Gepflanzt werden Hortensien nach Angaben des Industrieverbands Agrar (IVA), sobald der Boden frostfrei ist. Bis zum Sommer haben sie dann genügend Zeit, kräftige Wurzeln zu bilden. Sie mögen es halbschattig, idealerweise mit Sonne am Morgen oder Abend. Der Boden sollte viele Nährstoffe enthalten, reich an Humus und leicht sauer sein – ein pH-Wert unter 7 ist günstig.

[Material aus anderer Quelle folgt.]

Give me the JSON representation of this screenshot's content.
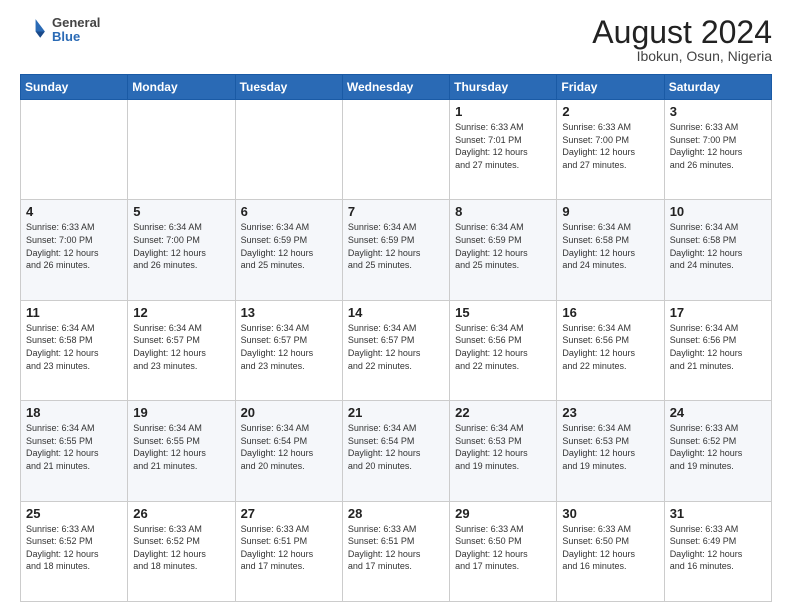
{
  "header": {
    "logo_general": "General",
    "logo_blue": "Blue",
    "month_title": "August 2024",
    "location": "Ibokun, Osun, Nigeria"
  },
  "days_of_week": [
    "Sunday",
    "Monday",
    "Tuesday",
    "Wednesday",
    "Thursday",
    "Friday",
    "Saturday"
  ],
  "weeks": [
    [
      {
        "day": "",
        "info": ""
      },
      {
        "day": "",
        "info": ""
      },
      {
        "day": "",
        "info": ""
      },
      {
        "day": "",
        "info": ""
      },
      {
        "day": "1",
        "info": "Sunrise: 6:33 AM\nSunset: 7:01 PM\nDaylight: 12 hours\nand 27 minutes."
      },
      {
        "day": "2",
        "info": "Sunrise: 6:33 AM\nSunset: 7:00 PM\nDaylight: 12 hours\nand 27 minutes."
      },
      {
        "day": "3",
        "info": "Sunrise: 6:33 AM\nSunset: 7:00 PM\nDaylight: 12 hours\nand 26 minutes."
      }
    ],
    [
      {
        "day": "4",
        "info": "Sunrise: 6:33 AM\nSunset: 7:00 PM\nDaylight: 12 hours\nand 26 minutes."
      },
      {
        "day": "5",
        "info": "Sunrise: 6:34 AM\nSunset: 7:00 PM\nDaylight: 12 hours\nand 26 minutes."
      },
      {
        "day": "6",
        "info": "Sunrise: 6:34 AM\nSunset: 6:59 PM\nDaylight: 12 hours\nand 25 minutes."
      },
      {
        "day": "7",
        "info": "Sunrise: 6:34 AM\nSunset: 6:59 PM\nDaylight: 12 hours\nand 25 minutes."
      },
      {
        "day": "8",
        "info": "Sunrise: 6:34 AM\nSunset: 6:59 PM\nDaylight: 12 hours\nand 25 minutes."
      },
      {
        "day": "9",
        "info": "Sunrise: 6:34 AM\nSunset: 6:58 PM\nDaylight: 12 hours\nand 24 minutes."
      },
      {
        "day": "10",
        "info": "Sunrise: 6:34 AM\nSunset: 6:58 PM\nDaylight: 12 hours\nand 24 minutes."
      }
    ],
    [
      {
        "day": "11",
        "info": "Sunrise: 6:34 AM\nSunset: 6:58 PM\nDaylight: 12 hours\nand 23 minutes."
      },
      {
        "day": "12",
        "info": "Sunrise: 6:34 AM\nSunset: 6:57 PM\nDaylight: 12 hours\nand 23 minutes."
      },
      {
        "day": "13",
        "info": "Sunrise: 6:34 AM\nSunset: 6:57 PM\nDaylight: 12 hours\nand 23 minutes."
      },
      {
        "day": "14",
        "info": "Sunrise: 6:34 AM\nSunset: 6:57 PM\nDaylight: 12 hours\nand 22 minutes."
      },
      {
        "day": "15",
        "info": "Sunrise: 6:34 AM\nSunset: 6:56 PM\nDaylight: 12 hours\nand 22 minutes."
      },
      {
        "day": "16",
        "info": "Sunrise: 6:34 AM\nSunset: 6:56 PM\nDaylight: 12 hours\nand 22 minutes."
      },
      {
        "day": "17",
        "info": "Sunrise: 6:34 AM\nSunset: 6:56 PM\nDaylight: 12 hours\nand 21 minutes."
      }
    ],
    [
      {
        "day": "18",
        "info": "Sunrise: 6:34 AM\nSunset: 6:55 PM\nDaylight: 12 hours\nand 21 minutes."
      },
      {
        "day": "19",
        "info": "Sunrise: 6:34 AM\nSunset: 6:55 PM\nDaylight: 12 hours\nand 21 minutes."
      },
      {
        "day": "20",
        "info": "Sunrise: 6:34 AM\nSunset: 6:54 PM\nDaylight: 12 hours\nand 20 minutes."
      },
      {
        "day": "21",
        "info": "Sunrise: 6:34 AM\nSunset: 6:54 PM\nDaylight: 12 hours\nand 20 minutes."
      },
      {
        "day": "22",
        "info": "Sunrise: 6:34 AM\nSunset: 6:53 PM\nDaylight: 12 hours\nand 19 minutes."
      },
      {
        "day": "23",
        "info": "Sunrise: 6:34 AM\nSunset: 6:53 PM\nDaylight: 12 hours\nand 19 minutes."
      },
      {
        "day": "24",
        "info": "Sunrise: 6:33 AM\nSunset: 6:52 PM\nDaylight: 12 hours\nand 19 minutes."
      }
    ],
    [
      {
        "day": "25",
        "info": "Sunrise: 6:33 AM\nSunset: 6:52 PM\nDaylight: 12 hours\nand 18 minutes."
      },
      {
        "day": "26",
        "info": "Sunrise: 6:33 AM\nSunset: 6:52 PM\nDaylight: 12 hours\nand 18 minutes."
      },
      {
        "day": "27",
        "info": "Sunrise: 6:33 AM\nSunset: 6:51 PM\nDaylight: 12 hours\nand 17 minutes."
      },
      {
        "day": "28",
        "info": "Sunrise: 6:33 AM\nSunset: 6:51 PM\nDaylight: 12 hours\nand 17 minutes."
      },
      {
        "day": "29",
        "info": "Sunrise: 6:33 AM\nSunset: 6:50 PM\nDaylight: 12 hours\nand 17 minutes."
      },
      {
        "day": "30",
        "info": "Sunrise: 6:33 AM\nSunset: 6:50 PM\nDaylight: 12 hours\nand 16 minutes."
      },
      {
        "day": "31",
        "info": "Sunrise: 6:33 AM\nSunset: 6:49 PM\nDaylight: 12 hours\nand 16 minutes."
      }
    ]
  ]
}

Mit einem einfachen Bodentest aus dem Gartencenter lässt sich der pH-Wert herausfinden. Ist er zu hoch, kann spezielle Hortensienerde helfen. Übrigens hängt auch die Blütenfarbe vom Säuregrad des Bodens ab:
Vor dem Pflanzen den Wurzelballen gründlich wässern - das Pflanzloch sollte dann etwa doppelt so groß sein wie der Ballen. Nach dem Einsetzen kräftig angießen. Eine Mulchschicht hält die Feuchtigkeit im Boden.
Für Hortensien im Kübel empfiehlt sich ein ausreichend großes Gefäß mit Abflussloch. Eine Drainageschicht aus Blähton oder Kies verbessert den Wasserabzug. Hortensien im Topf stehen am besten halbschattig und windgeschützt.
Wer bereits Hortensien im Garten hat, kann sie zu Beginn der Saison zurückschneiden – idealerweise, wenn keine starken Fröste mehr drohen und die Pflanzen noch nicht ausgetrieben haben. Wie stark zurückgeschnitten wird, hängt laut IVA vom jeweiligen Blühverhalten ab:
Bauern-, Teller-, Samt-, Eichenblatt- und Kletterhortensien werden im Frühjahr nur vorsichtig zurückgeschnitten, da sonst die Blüte ausbleiben kann. Dafür die alten Blütenstände knapp über dem ersten gesunden Knospenpaar entfernen - ebenso abgestorbene und schwache Triebe.
Rispen- und Schneeballhortensien brauchen hingegen einen kräftigen Rückschnitt, der die Blüte fördert. Dafür werden die Triebe auf wenige Knospenpaare eingekürzt. So treiben die Pflanzen kräftig aus und bilden große Blütenstände – ein zu zaghafter Schnitt sorgt für schwächere Blüten.
Schnittfehler vermeiden: „Wer unsicher ist, welche Hortensienart im eigenen Garten wächst oder wie stark geschnitten werden darf, sollte sich im Gartencenter oder Fachhandel beraten lassen“, so Maik Baumbach vom IVA.